The PD-G55H also includes a G-sensor, which you might be familiar with if you own a modern smartphone like an iPhone. In the case of smartphones, the G-sensor, or accelerometer, is most prominently used by the phone to know when to “flip” the screen from portrait to landscape.

In a dash cam like the PD-G55H, an accelerometer has a much more important function to perform. While you can set the cam to record constantly, and it will automatically overwrite old video files when the storage media fills up, you can also use the G-sensor to initiate filming only when a sudden change in velocity occurs—like, say, someone slams into your car, or you slam on your brakes.

In addition to the GPS and G-sensor, the PD-G55H also has a handful of optional safety features that you can take or leave as you will. For instance, the unit has a sort of no-frills lane-keeping system you can turn on that will sound an alarm if you drift out of your lane. You can also set an upper-speed limit, and if the dash cam detects that you’ve accelerated beyond that point, it will sound an alarm.

If that sounds like it could get annoying, you can leave those features off. Or if you have a teen driver, and you’re not completely confident in their driving abilities just yet, you can turn them on.

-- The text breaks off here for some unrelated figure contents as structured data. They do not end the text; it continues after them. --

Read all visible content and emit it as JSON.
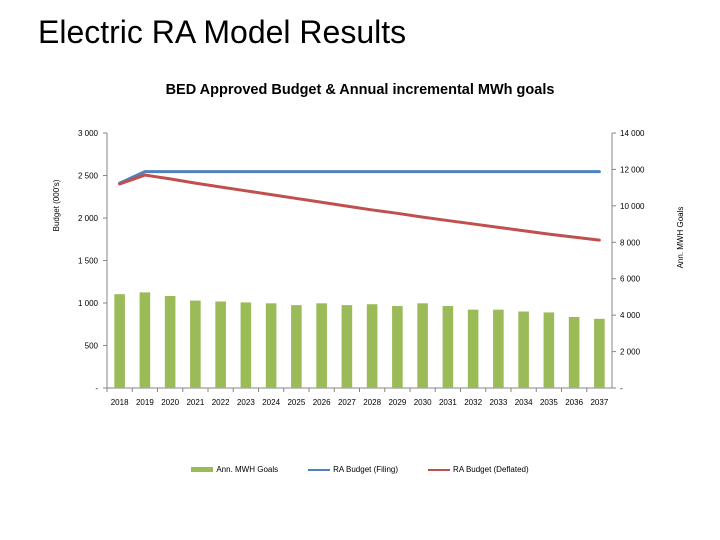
{
  "slide": {
    "title": "Electric RA Model Results"
  },
  "chart_data": {
    "type": "bar",
    "title": "BED Approved Budget & Annual incremental MWh goals",
    "ylabel": "Budget (000's)",
    "y2label": "Ann. MWH Goals",
    "categories": [
      "2018",
      "2019",
      "2020",
      "2021",
      "2022",
      "2023",
      "2024",
      "2025",
      "2026",
      "2027",
      "2028",
      "2029",
      "2030",
      "2031",
      "2032",
      "2033",
      "2034",
      "2035",
      "2036",
      "2037"
    ],
    "ylim": [
      0,
      3000
    ],
    "y_ticks": [
      0,
      500,
      1000,
      1500,
      2000,
      2500,
      3000
    ],
    "y_tick_labels": [
      "-",
      "500",
      "1 000",
      "1 500",
      "2 000",
      "2 500",
      "3 000"
    ],
    "y2lim": [
      0,
      14000
    ],
    "y2_ticks": [
      0,
      2000,
      4000,
      6000,
      8000,
      10000,
      12000,
      14000
    ],
    "y2_tick_labels": [
      "-",
      "2 000",
      "4 000",
      "6 000",
      "8 000",
      "10 000",
      "12 000",
      "14 000"
    ],
    "series": [
      {
        "name": "Ann. MWH Goals",
        "kind": "bar",
        "axis": "right",
        "color": "#9bbb59",
        "values": [
          5150,
          5250,
          5050,
          4800,
          4750,
          4700,
          4650,
          4550,
          4650,
          4550,
          4600,
          4500,
          4650,
          4500,
          4300,
          4300,
          4200,
          4150,
          3900,
          3800
        ]
      },
      {
        "name": "RA Budget (Filing)",
        "kind": "line",
        "axis": "left",
        "color": "#4f81bd",
        "values": [
          2410,
          2545,
          2545,
          2545,
          2545,
          2545,
          2545,
          2545,
          2545,
          2545,
          2545,
          2545,
          2545,
          2545,
          2545,
          2545,
          2545,
          2545,
          2545,
          2545
        ]
      },
      {
        "name": "RA Budget (Deflated)",
        "kind": "line",
        "axis": "left",
        "color": "#c0504d",
        "values": [
          2400,
          2505,
          2460,
          2410,
          2365,
          2320,
          2275,
          2230,
          2185,
          2140,
          2095,
          2055,
          2010,
          1970,
          1930,
          1890,
          1850,
          1810,
          1775,
          1740
        ]
      }
    ],
    "grid": false,
    "legend_position": "bottom"
  }
}
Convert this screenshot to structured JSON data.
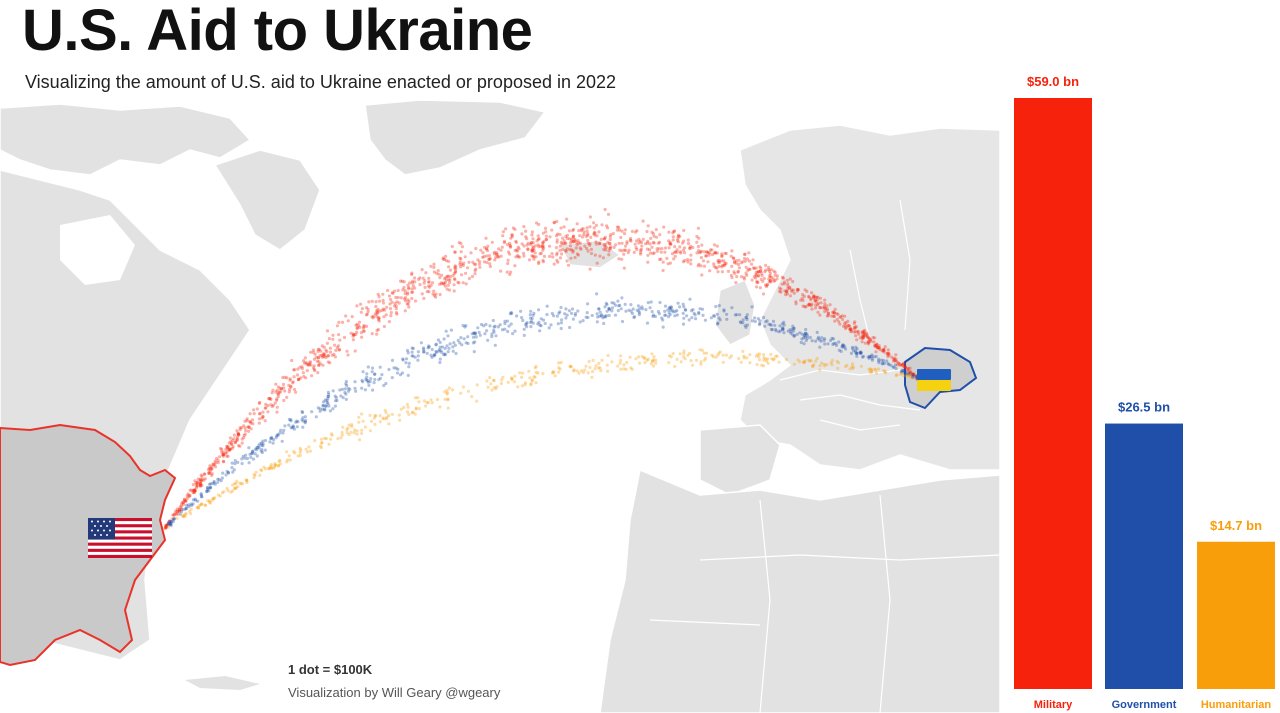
{
  "header": {
    "title": "U.S. Aid to Ukraine",
    "subtitle": "Visualizing the amount of U.S. aid to Ukraine enacted or proposed in 2022"
  },
  "footer": {
    "unit_note": "1 dot = $100K",
    "credit": "Visualization by Will Geary @wgeary"
  },
  "map": {
    "origin_flag": "us-flag-icon",
    "destination_flag": "ukraine-flag-icon"
  },
  "chart_data": {
    "type": "bar",
    "categories": [
      "Military",
      "Government",
      "Humanitarian"
    ],
    "values": [
      59.0,
      26.5,
      14.7
    ],
    "value_labels": [
      "$59.0 bn",
      "$26.5 bn",
      "$14.7 bn"
    ],
    "colors": [
      "#f7220c",
      "#1f4fa8",
      "#f99e0b"
    ],
    "units": "USD billions",
    "ylim": [
      0,
      59.0
    ],
    "grid": false
  }
}
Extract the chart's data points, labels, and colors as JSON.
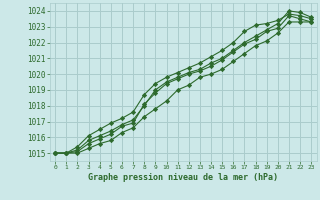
{
  "background_color": "#cce8e8",
  "grid_color": "#aacccc",
  "line_color": "#2d6a2d",
  "marker_color": "#2d6a2d",
  "title": "Graphe pression niveau de la mer (hPa)",
  "xlim": [
    -0.5,
    23.5
  ],
  "ylim": [
    1014.5,
    1024.5
  ],
  "yticks": [
    1015,
    1016,
    1017,
    1018,
    1019,
    1020,
    1021,
    1022,
    1023,
    1024
  ],
  "xticks": [
    0,
    1,
    2,
    3,
    4,
    5,
    6,
    7,
    8,
    9,
    10,
    11,
    12,
    13,
    14,
    15,
    16,
    17,
    18,
    19,
    20,
    21,
    22,
    23
  ],
  "series": [
    [
      1015.0,
      1015.0,
      1015.2,
      1015.8,
      1016.1,
      1016.4,
      1016.8,
      1017.1,
      1018.0,
      1019.0,
      1019.5,
      1019.8,
      1020.1,
      1020.3,
      1020.7,
      1021.0,
      1021.5,
      1022.0,
      1022.4,
      1022.8,
      1023.2,
      1024.0,
      1023.9,
      1023.6
    ],
    [
      1015.0,
      1015.0,
      1015.4,
      1016.1,
      1016.5,
      1016.9,
      1017.2,
      1017.6,
      1018.7,
      1019.4,
      1019.8,
      1020.1,
      1020.4,
      1020.7,
      1021.1,
      1021.5,
      1022.0,
      1022.7,
      1023.1,
      1023.2,
      1023.4,
      1023.8,
      1023.7,
      1023.5
    ],
    [
      1015.0,
      1015.0,
      1015.1,
      1015.6,
      1015.9,
      1016.2,
      1016.7,
      1016.9,
      1018.1,
      1018.8,
      1019.4,
      1019.7,
      1020.0,
      1020.2,
      1020.5,
      1020.9,
      1021.4,
      1021.9,
      1022.2,
      1022.7,
      1022.9,
      1023.7,
      1023.5,
      1023.3
    ],
    [
      1015.0,
      1015.0,
      1015.0,
      1015.3,
      1015.6,
      1015.8,
      1016.3,
      1016.6,
      1017.3,
      1017.8,
      1018.3,
      1019.0,
      1019.3,
      1019.8,
      1020.0,
      1020.3,
      1020.8,
      1021.3,
      1021.8,
      1022.1,
      1022.6,
      1023.3,
      1023.3,
      1023.3
    ]
  ]
}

Then you can pop out the SD card late at night and see exactly where, and how fast, they’ve been driving.

The Bad: Inconvenient Software Delivery, Lack of Online Support, Potential Battery Issues

The good news about the bad news is that the biggest issue with the PD-G55H has absolutely nothing to do with the actual operation of the device. The issue is that the dash cam comes with a handy little software program that’s capable of reading embedded GPS data, and that’s fine. But it comes on one of those goofy mini CDs. So if you’re like many people, and you don’t even have any computers with optical drives anymore, you’re going to have trouble installing the software.

There are third party solutions out there that are capable of reading the type of metadata the PD-G55H encodes with the video, and there are always workarounds, like finding a computer with an optical drive and copying the software to a USB stick or SD card, but it would be nice if Polaroid—or GiiNii, which is the company Polaroid licensed to produce the unit—offered the software via download.

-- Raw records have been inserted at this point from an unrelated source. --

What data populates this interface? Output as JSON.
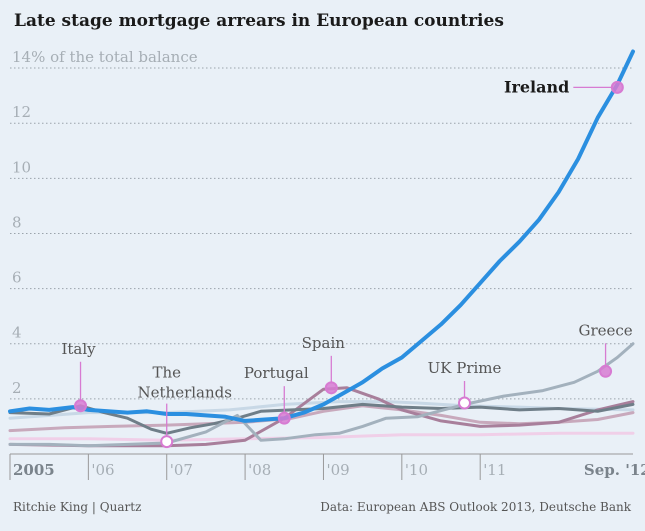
{
  "title": "Late stage mortgage arrears in European countries",
  "credit": "Ritchie King | Quartz",
  "source": "Data: European ABS Outlook 2013, Deutsche Bank",
  "chart_data": {
    "type": "line",
    "title": "Late stage mortgage arrears in European countries",
    "ylabel": "% of the total balance",
    "ylim": [
      0,
      14.8
    ],
    "xlim": [
      2005.0,
      2012.95
    ],
    "yticks": [
      {
        "value": 2,
        "label": "2"
      },
      {
        "value": 4,
        "label": "4"
      },
      {
        "value": 6,
        "label": "6"
      },
      {
        "value": 8,
        "label": "8"
      },
      {
        "value": 10,
        "label": "10"
      },
      {
        "value": 12,
        "label": "12"
      },
      {
        "value": 14,
        "label": "14% of the total balance"
      }
    ],
    "xticks": [
      {
        "value": 2005.0,
        "label": "2005"
      },
      {
        "value": 2006.0,
        "label": "'06"
      },
      {
        "value": 2007.0,
        "label": "'07"
      },
      {
        "value": 2008.0,
        "label": "'08"
      },
      {
        "value": 2009.0,
        "label": "'09"
      },
      {
        "value": 2010.0,
        "label": "'10"
      },
      {
        "value": 2011.0,
        "label": "'11"
      },
      {
        "value": 2012.75,
        "label": "Sep. '12"
      }
    ],
    "colors": {
      "ireland": "#2b8fe0",
      "greece": "#a3b1bd",
      "spain": "#a87f9b",
      "portugal": "#c8a9bc",
      "italy": "#6f7e88",
      "uk": "#c8d8e6",
      "netherlands": "#f0cfe8",
      "marker": "#d77bd2"
    },
    "series": [
      {
        "key": "netherlands",
        "name": "The Netherlands",
        "width": 3,
        "points": [
          [
            2005.0,
            0.55
          ],
          [
            2006.0,
            0.55
          ],
          [
            2007.0,
            0.5
          ],
          [
            2008.0,
            0.55
          ],
          [
            2009.0,
            0.6
          ],
          [
            2010.0,
            0.7
          ],
          [
            2011.0,
            0.7
          ],
          [
            2012.0,
            0.75
          ],
          [
            2012.95,
            0.75
          ]
        ]
      },
      {
        "key": "uk",
        "name": "UK Prime",
        "width": 3,
        "points": [
          [
            2005.0,
            1.3
          ],
          [
            2006.0,
            1.5
          ],
          [
            2007.0,
            1.5
          ],
          [
            2007.8,
            1.6
          ],
          [
            2008.5,
            1.8
          ],
          [
            2009.2,
            1.9
          ],
          [
            2009.8,
            1.9
          ],
          [
            2010.2,
            1.85
          ],
          [
            2010.8,
            1.75
          ],
          [
            2011.5,
            1.7
          ],
          [
            2012.0,
            1.65
          ],
          [
            2012.95,
            1.6
          ]
        ]
      },
      {
        "key": "portugal",
        "name": "Portugal",
        "width": 3,
        "points": [
          [
            2005.0,
            0.85
          ],
          [
            2005.7,
            0.95
          ],
          [
            2006.3,
            1.0
          ],
          [
            2007.0,
            1.05
          ],
          [
            2007.5,
            1.1
          ],
          [
            2008.0,
            1.15
          ],
          [
            2008.6,
            1.3
          ],
          [
            2009.0,
            1.55
          ],
          [
            2009.5,
            1.75
          ],
          [
            2010.0,
            1.6
          ],
          [
            2010.5,
            1.4
          ],
          [
            2011.0,
            1.15
          ],
          [
            2011.5,
            1.1
          ],
          [
            2012.0,
            1.15
          ],
          [
            2012.5,
            1.25
          ],
          [
            2012.95,
            1.5
          ]
        ]
      },
      {
        "key": "spain",
        "name": "Spain",
        "width": 3,
        "points": [
          [
            2005.0,
            0.35
          ],
          [
            2006.0,
            0.3
          ],
          [
            2007.0,
            0.3
          ],
          [
            2007.5,
            0.35
          ],
          [
            2008.0,
            0.5
          ],
          [
            2008.5,
            1.3
          ],
          [
            2009.0,
            2.35
          ],
          [
            2009.3,
            2.4
          ],
          [
            2009.7,
            2.0
          ],
          [
            2010.0,
            1.6
          ],
          [
            2010.5,
            1.2
          ],
          [
            2011.0,
            1.0
          ],
          [
            2011.5,
            1.05
          ],
          [
            2012.0,
            1.15
          ],
          [
            2012.5,
            1.6
          ],
          [
            2012.95,
            1.9
          ]
        ]
      },
      {
        "key": "italy",
        "name": "Italy",
        "width": 3,
        "points": [
          [
            2005.0,
            1.5
          ],
          [
            2005.5,
            1.45
          ],
          [
            2005.9,
            1.75
          ],
          [
            2006.2,
            1.5
          ],
          [
            2006.5,
            1.3
          ],
          [
            2006.8,
            0.9
          ],
          [
            2007.0,
            0.75
          ],
          [
            2007.3,
            0.95
          ],
          [
            2007.6,
            1.1
          ],
          [
            2007.9,
            1.3
          ],
          [
            2008.2,
            1.55
          ],
          [
            2008.6,
            1.6
          ],
          [
            2009.0,
            1.65
          ],
          [
            2009.5,
            1.8
          ],
          [
            2010.0,
            1.7
          ],
          [
            2010.5,
            1.65
          ],
          [
            2011.0,
            1.7
          ],
          [
            2011.5,
            1.6
          ],
          [
            2012.0,
            1.65
          ],
          [
            2012.5,
            1.55
          ],
          [
            2012.95,
            1.8
          ]
        ]
      },
      {
        "key": "greece",
        "name": "Greece",
        "width": 3,
        "points": [
          [
            2005.0,
            0.35
          ],
          [
            2005.5,
            0.35
          ],
          [
            2006.0,
            0.3
          ],
          [
            2006.5,
            0.35
          ],
          [
            2007.0,
            0.4
          ],
          [
            2007.5,
            0.8
          ],
          [
            2007.9,
            1.4
          ],
          [
            2008.2,
            0.5
          ],
          [
            2008.5,
            0.55
          ],
          [
            2008.9,
            0.7
          ],
          [
            2009.2,
            0.75
          ],
          [
            2009.5,
            1.0
          ],
          [
            2009.8,
            1.3
          ],
          [
            2010.2,
            1.35
          ],
          [
            2010.8,
            1.8
          ],
          [
            2011.3,
            2.1
          ],
          [
            2011.8,
            2.3
          ],
          [
            2012.2,
            2.6
          ],
          [
            2012.5,
            3.0
          ],
          [
            2012.75,
            3.5
          ],
          [
            2012.95,
            4.0
          ]
        ]
      },
      {
        "key": "ireland",
        "name": "Ireland",
        "width": 4,
        "points": [
          [
            2005.0,
            1.55
          ],
          [
            2005.25,
            1.65
          ],
          [
            2005.5,
            1.6
          ],
          [
            2005.8,
            1.7
          ],
          [
            2006.0,
            1.6
          ],
          [
            2006.25,
            1.55
          ],
          [
            2006.5,
            1.5
          ],
          [
            2006.75,
            1.55
          ],
          [
            2007.0,
            1.45
          ],
          [
            2007.25,
            1.45
          ],
          [
            2007.5,
            1.4
          ],
          [
            2007.75,
            1.35
          ],
          [
            2008.0,
            1.2
          ],
          [
            2008.25,
            1.25
          ],
          [
            2008.5,
            1.3
          ],
          [
            2008.75,
            1.5
          ],
          [
            2009.0,
            1.8
          ],
          [
            2009.25,
            2.2
          ],
          [
            2009.5,
            2.6
          ],
          [
            2009.75,
            3.1
          ],
          [
            2010.0,
            3.5
          ],
          [
            2010.25,
            4.1
          ],
          [
            2010.5,
            4.7
          ],
          [
            2010.75,
            5.4
          ],
          [
            2011.0,
            6.2
          ],
          [
            2011.25,
            7.0
          ],
          [
            2011.5,
            7.7
          ],
          [
            2011.75,
            8.5
          ],
          [
            2012.0,
            9.5
          ],
          [
            2012.25,
            10.7
          ],
          [
            2012.5,
            12.2
          ],
          [
            2012.75,
            13.4
          ],
          [
            2012.95,
            14.6
          ]
        ]
      }
    ],
    "annotations": [
      {
        "key": "ireland",
        "label": "Ireland",
        "x": 2012.75,
        "y": 13.3,
        "filled": true,
        "bold": true
      },
      {
        "key": "greece",
        "label": "Greece",
        "x": 2012.6,
        "y": 3.0,
        "filled": true
      },
      {
        "key": "uk",
        "label": "UK Prime",
        "x": 2010.8,
        "y": 1.85,
        "filled": false
      },
      {
        "key": "spain",
        "label": "Spain",
        "x": 2009.1,
        "y": 2.4,
        "filled": true
      },
      {
        "key": "portugal",
        "label": "Portugal",
        "x": 2008.5,
        "y": 1.3,
        "filled": true
      },
      {
        "key": "netherlands",
        "label": "The Netherlands",
        "x": 2007.0,
        "y": 0.45,
        "filled": false
      },
      {
        "key": "italy",
        "label": "Italy",
        "x": 2005.9,
        "y": 1.75,
        "filled": true
      }
    ]
  }
}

The lack of online support could also be an issue if you lose the owner’s manual since Polaroid’s site only provides you with a GiiNii customer support email and leaves it at that. GiiNii provides a handful of owner’s manuals, and firmware updates, for their own products via their website, but nothing for the Polaroid-licensed units like the PD-G55H at this time.

Another potential snag is that the battery was dead on arrival in my test unit, and a survey of other PD-G55H users found that this is an at least somewhat common occurrence. This could end up being an issue in terms of battery life since you aren’t really supposed to allow lithium polymer batteries to fully discharge.

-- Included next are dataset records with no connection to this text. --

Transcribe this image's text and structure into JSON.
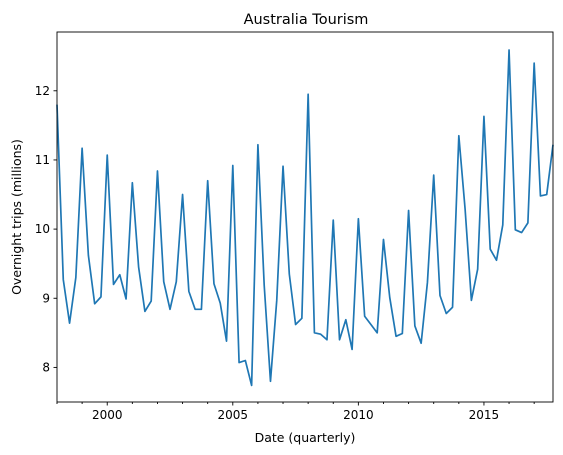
{
  "chart_data": {
    "type": "line",
    "title": "Australia Tourism",
    "xlabel": "Date (quarterly)",
    "ylabel": "Overnight trips  (millions)",
    "x_start": "1998-Q1",
    "x_step": "quarter",
    "xlim": [
      1998.0,
      2017.75
    ],
    "ylim": [
      7.5,
      12.85
    ],
    "x_ticks": [
      2000,
      2005,
      2010,
      2015
    ],
    "x_tick_labels": [
      "2000",
      "2005",
      "2010",
      "2015"
    ],
    "y_ticks": [
      8,
      9,
      10,
      11,
      12
    ],
    "y_tick_labels": [
      "8",
      "9",
      "10",
      "11",
      "12"
    ],
    "grid": false,
    "legend": "none",
    "series": [
      {
        "color": "#1f77b4",
        "values": [
          11.8,
          9.27,
          8.64,
          9.3,
          11.17,
          9.62,
          8.92,
          9.02,
          11.07,
          9.2,
          9.34,
          8.99,
          10.67,
          9.45,
          8.81,
          8.96,
          10.84,
          9.24,
          8.84,
          9.24,
          10.5,
          9.1,
          8.84,
          8.84,
          10.7,
          9.21,
          8.93,
          8.38,
          10.92,
          8.07,
          8.1,
          7.74,
          11.22,
          9.19,
          7.8,
          8.97,
          10.91,
          9.35,
          8.62,
          8.71,
          11.95,
          8.5,
          8.48,
          8.4,
          10.13,
          8.4,
          8.69,
          8.26,
          10.15,
          8.74,
          8.62,
          8.5,
          9.85,
          9.01,
          8.45,
          8.49,
          10.27,
          8.6,
          8.35,
          9.23,
          10.78,
          9.04,
          8.78,
          8.87,
          11.35,
          10.29,
          8.97,
          9.42,
          11.63,
          9.71,
          9.55,
          10.06,
          12.59,
          9.99,
          9.95,
          10.09,
          12.4,
          10.48,
          10.5,
          11.22
        ]
      }
    ]
  }
}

This may or may not even be an issue, depending on your point of view. The whole idea behind a dash cam in the first place is that you install it on the dash—or the windshield—of your car, which has a ready power source in the form of an onboard 12V electrical system and ubiquitous cigarette lighter or 12V accessory socket that you’re probably already using to charge your cell phone. Only, unlike your cell phone, there’s really no compelling reason to unplug a dash cam and carry it around to the point where you’d worry about the battery.

The Bottom Line: Do You Need a Dash Cam?

If you’ve asked yourself whether you really need a dash cam and come to the decision that you do, then the PD-G55H is worth a look. The key features are the GPS tracking and accelerometer, which are absolutely vital if you want to get the most out of a dash cam. For instance, if you’re hoping to be able to use footage from your dash cam as evidence—provided that it’s legal to use a dash cam as evidence where you live—then having that baked-in GPS data could really come in handy. The only real issue is the way that the software is delivered, but that’s easy enough to work around if you’re expecting it.